The young man began to work on BeLeave along with a young fashion student named Darren Grimes, who was a talented and effective designer and communicator on social media. About a month before the referendum they were told by another senior director at the campaign that ‘a sponsor wanted to give money to BeLeave and could they please write up a proposal?’ Vote Leave then ‘donated’ £625,000 to BeLeave. However the money was not handled by either of youngsters working on the youth campaign, and this is the crux of Sanni’s revelations: that this money was not a genuine donation but a way to channelise the money to a digital services firm linked to Cambridge Analytica (i.e. it was a way to overcome legal electoral spending limits).

Sanni told The Observer that he has come forward not just because of his unease that electoral spending rules were violated but also because he discovered that evidence was destroyed. He says there was a Google Drive on which he and Grimes had shared content with Vote Leave’s directors and the data analytics firm they used and that soon after the Election Commission decided to open an investigation into the ‘donation’ to BeLeave, the official campaign’s operations director had removed the Vote Leave’s officials’ names from the files (but the system had logged a record of her activity).

The official Leave campaign had insisted that BeLeave was a separate campaign organisation -- which means that they had separate spending limits. But if separate campaigns work together, they are obliged by law to declare their spending together, thereby reducing how much money they can put into their efforts. This was what the Leave campaign attempted to bypass.

So why is this important? Mainly because setting campaign spending limits is a way to try and level the playing field in electoral politics or as The Observer report put it "spending limits are the bedrock of our democracy".

Many inquiries into the data breach and the political campaign work undertaken by complex webs of tech data firms are now ongoing in several different countries.

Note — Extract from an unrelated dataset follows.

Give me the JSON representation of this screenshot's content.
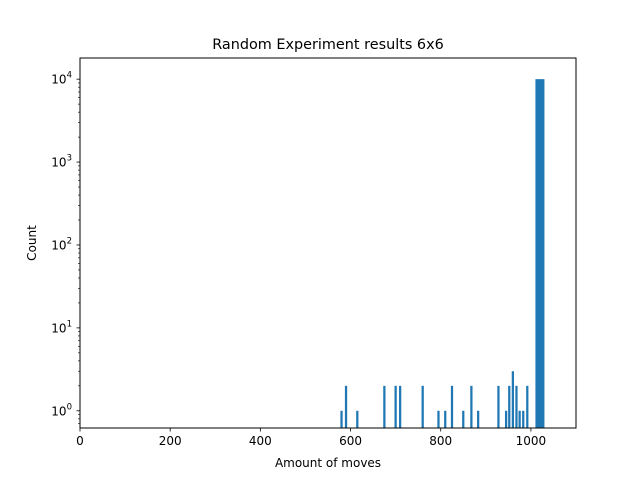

The government reaction to this scandal has been a mixture of silence and outrage. The man who had asked Sanni to help with BeLeave is now special advisor to the prime minister and the denial he (Stephen Parkinson) issued in response to Sanni’s revelations quite unnecessarily outed Sanni. Parkinson attempted to muddy the waters by mentioning that he had dated Sanni. Outraged condemnation of this action by large sections of the press and public resulted only in the PM saying that she wouldn’t reprimand her advisor’s action because this was ‘a personal matter’.

Foreign Secretary Boris Johnson, meanwhile, continues to loudly proclaim the story to be "utterly ludicrous", and despite criticising Channel 4 news reports, he has so far refused to be interviewed by them on the matter. Michael Gove, Environment Secretary, has responded by ignoring the claims of maladministration or ‘cheating’, instead insisting the referendum "result must be respected".

Many inquiries into the data breach and the political campaign work undertaken by complex webs of tech data firms are now ongoing in several different countries. How Britain and the world respond to the situation is critical to the future of democratic systems. Because this is a wakeup call to societies and institutions; it is time to stop (or at least attempt to stop) elections becoming merely an investment opportunity for the most wealthy.